2 sticks | celery |
1 | onion, finely chopped |
2 | carrots, diced |
2 | baby eggplant, diced |
2 | zucchini, diced |
6 | large flat mushrooms, or 15 button mushrooms, diced |
| olive oil |
1 tin | chickpeas, drained and rinsed well |
1 tin | borlotti beans |
1 tin | butter beans / bean mix / whatever beans you like |
1 tin | crushed tomatoes |
lots | chopped parsley |
a handful | freshly grated parmesan |
| freshly ground pepper |
In a large saucepan, fry the onion, celery and carrot until the onion starts to soften. Add the other vegies and saute for a couple of minutes.
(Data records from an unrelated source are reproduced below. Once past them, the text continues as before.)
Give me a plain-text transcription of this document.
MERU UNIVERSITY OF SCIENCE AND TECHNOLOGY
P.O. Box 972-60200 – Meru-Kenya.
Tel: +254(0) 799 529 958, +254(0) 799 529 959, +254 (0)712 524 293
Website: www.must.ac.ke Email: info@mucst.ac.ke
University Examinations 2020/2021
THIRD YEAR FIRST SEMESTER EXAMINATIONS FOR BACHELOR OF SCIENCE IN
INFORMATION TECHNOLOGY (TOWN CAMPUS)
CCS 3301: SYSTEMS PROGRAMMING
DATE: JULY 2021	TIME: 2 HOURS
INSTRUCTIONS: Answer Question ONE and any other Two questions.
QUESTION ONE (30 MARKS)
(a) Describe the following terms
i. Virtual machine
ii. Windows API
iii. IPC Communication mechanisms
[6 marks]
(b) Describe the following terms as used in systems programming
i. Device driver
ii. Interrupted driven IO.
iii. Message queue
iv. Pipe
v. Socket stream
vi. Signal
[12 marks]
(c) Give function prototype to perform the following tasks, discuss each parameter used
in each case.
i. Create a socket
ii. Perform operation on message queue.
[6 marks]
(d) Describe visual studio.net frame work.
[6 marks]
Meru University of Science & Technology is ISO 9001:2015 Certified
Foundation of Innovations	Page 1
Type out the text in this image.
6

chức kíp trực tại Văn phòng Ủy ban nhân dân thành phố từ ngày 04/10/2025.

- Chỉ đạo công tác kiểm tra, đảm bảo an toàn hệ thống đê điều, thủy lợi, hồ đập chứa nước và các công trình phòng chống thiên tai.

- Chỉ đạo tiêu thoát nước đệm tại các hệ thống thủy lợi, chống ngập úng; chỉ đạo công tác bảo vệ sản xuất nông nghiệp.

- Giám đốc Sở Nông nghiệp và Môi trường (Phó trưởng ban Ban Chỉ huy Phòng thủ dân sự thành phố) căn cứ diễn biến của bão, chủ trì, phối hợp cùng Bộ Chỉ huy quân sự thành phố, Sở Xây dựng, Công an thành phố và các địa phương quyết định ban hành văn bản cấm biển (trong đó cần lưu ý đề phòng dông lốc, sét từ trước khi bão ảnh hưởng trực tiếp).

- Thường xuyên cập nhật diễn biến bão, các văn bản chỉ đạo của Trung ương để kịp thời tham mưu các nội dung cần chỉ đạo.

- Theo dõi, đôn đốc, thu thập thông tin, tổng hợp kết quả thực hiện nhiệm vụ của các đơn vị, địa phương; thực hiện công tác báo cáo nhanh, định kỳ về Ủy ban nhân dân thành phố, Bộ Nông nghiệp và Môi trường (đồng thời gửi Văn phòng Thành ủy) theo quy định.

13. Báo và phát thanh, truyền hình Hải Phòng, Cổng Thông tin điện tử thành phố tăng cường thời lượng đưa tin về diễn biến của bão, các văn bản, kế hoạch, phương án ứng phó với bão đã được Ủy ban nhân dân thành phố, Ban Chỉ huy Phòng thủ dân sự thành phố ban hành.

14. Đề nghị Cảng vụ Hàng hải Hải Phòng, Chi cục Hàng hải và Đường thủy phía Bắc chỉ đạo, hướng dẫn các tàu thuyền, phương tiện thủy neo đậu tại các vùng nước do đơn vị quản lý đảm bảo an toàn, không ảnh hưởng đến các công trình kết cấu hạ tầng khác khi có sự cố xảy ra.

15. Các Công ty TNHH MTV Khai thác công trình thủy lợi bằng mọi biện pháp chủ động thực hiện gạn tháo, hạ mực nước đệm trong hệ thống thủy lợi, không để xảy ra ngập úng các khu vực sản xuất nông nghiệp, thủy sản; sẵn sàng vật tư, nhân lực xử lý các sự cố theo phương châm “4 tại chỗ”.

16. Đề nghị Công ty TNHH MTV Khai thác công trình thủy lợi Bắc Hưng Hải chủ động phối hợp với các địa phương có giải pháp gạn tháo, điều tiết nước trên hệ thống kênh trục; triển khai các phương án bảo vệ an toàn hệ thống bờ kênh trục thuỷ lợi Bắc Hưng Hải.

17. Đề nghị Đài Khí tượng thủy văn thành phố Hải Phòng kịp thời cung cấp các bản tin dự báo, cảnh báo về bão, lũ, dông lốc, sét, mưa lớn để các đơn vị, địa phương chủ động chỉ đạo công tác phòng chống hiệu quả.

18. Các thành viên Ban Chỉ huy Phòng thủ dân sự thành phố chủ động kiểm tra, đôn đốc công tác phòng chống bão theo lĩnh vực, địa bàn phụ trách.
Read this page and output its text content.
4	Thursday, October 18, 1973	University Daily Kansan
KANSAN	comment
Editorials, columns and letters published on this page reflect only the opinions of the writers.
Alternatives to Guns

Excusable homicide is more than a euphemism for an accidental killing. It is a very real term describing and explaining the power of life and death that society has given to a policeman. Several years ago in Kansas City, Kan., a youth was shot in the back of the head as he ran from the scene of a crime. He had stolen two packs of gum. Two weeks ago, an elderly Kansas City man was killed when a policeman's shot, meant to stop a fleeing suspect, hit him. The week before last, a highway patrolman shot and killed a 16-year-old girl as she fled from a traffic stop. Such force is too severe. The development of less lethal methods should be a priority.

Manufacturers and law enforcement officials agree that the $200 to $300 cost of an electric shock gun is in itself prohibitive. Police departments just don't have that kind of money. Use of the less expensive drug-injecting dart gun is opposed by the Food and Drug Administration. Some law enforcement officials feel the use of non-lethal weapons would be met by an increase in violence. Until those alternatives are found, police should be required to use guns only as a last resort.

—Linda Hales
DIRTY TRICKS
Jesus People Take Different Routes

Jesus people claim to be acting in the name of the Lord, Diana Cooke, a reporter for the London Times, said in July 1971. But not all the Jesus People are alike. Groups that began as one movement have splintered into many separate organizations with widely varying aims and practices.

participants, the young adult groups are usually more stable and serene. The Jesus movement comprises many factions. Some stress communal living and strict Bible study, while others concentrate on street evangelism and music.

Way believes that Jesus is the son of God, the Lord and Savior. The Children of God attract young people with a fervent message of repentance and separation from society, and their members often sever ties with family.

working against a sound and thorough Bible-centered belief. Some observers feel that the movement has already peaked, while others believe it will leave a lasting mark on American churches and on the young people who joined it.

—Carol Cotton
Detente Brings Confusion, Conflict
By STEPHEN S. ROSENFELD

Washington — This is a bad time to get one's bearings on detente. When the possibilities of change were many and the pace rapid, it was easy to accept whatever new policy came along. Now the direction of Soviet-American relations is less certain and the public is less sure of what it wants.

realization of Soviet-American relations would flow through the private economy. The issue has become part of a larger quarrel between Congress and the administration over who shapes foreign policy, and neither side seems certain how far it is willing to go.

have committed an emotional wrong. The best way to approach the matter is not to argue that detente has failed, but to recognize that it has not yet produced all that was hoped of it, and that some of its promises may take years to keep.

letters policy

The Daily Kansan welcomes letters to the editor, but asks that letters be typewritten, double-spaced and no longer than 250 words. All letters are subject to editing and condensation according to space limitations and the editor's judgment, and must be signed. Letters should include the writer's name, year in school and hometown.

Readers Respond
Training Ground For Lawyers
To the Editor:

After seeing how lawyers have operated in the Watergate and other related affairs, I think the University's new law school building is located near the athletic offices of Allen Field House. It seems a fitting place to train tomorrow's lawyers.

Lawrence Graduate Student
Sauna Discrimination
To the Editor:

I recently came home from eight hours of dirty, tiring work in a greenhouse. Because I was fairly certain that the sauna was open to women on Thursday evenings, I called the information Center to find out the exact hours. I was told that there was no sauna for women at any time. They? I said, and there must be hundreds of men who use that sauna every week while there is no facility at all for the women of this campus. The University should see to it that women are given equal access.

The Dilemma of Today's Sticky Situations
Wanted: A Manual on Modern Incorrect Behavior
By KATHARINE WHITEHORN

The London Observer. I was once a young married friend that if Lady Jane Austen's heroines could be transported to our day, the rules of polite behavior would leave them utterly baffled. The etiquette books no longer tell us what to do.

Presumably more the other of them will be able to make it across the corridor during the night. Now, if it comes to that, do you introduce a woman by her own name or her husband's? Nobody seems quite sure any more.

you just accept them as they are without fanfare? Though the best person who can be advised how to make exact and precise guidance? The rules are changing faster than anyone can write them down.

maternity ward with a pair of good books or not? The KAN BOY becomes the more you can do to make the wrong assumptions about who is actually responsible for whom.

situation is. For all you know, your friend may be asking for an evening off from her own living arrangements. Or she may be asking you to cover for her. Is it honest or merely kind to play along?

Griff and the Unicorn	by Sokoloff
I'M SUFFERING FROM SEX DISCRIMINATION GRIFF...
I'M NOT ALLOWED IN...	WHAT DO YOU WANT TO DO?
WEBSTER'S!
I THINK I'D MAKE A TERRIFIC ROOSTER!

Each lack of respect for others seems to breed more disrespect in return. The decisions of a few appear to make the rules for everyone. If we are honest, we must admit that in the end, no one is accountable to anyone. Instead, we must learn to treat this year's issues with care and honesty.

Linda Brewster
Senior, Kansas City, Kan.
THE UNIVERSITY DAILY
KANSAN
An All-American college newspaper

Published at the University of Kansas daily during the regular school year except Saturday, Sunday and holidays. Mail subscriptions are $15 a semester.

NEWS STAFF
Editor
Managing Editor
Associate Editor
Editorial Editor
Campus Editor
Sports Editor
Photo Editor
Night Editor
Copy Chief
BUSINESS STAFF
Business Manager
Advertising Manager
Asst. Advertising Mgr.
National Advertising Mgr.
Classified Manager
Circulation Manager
Tip into the pan the chickpeas and borlotti beans, and the tomato. Tip in a tin or two of water too, and perhaps a glass of red wine. Keep stirring until the soup starts to simmer, then let it cook for 15 -30 minutes, until the vegetables are tender. Meanwhile, put the other tin of beans in the blender and pulse till they're a puree.
Five minutes before serving, add the parsley and the pureed beans, stir through, and bring back to a simmer. Taste for seasoning and adjust if necessary. Serve with bread or herb scones, and pass the cheese separately.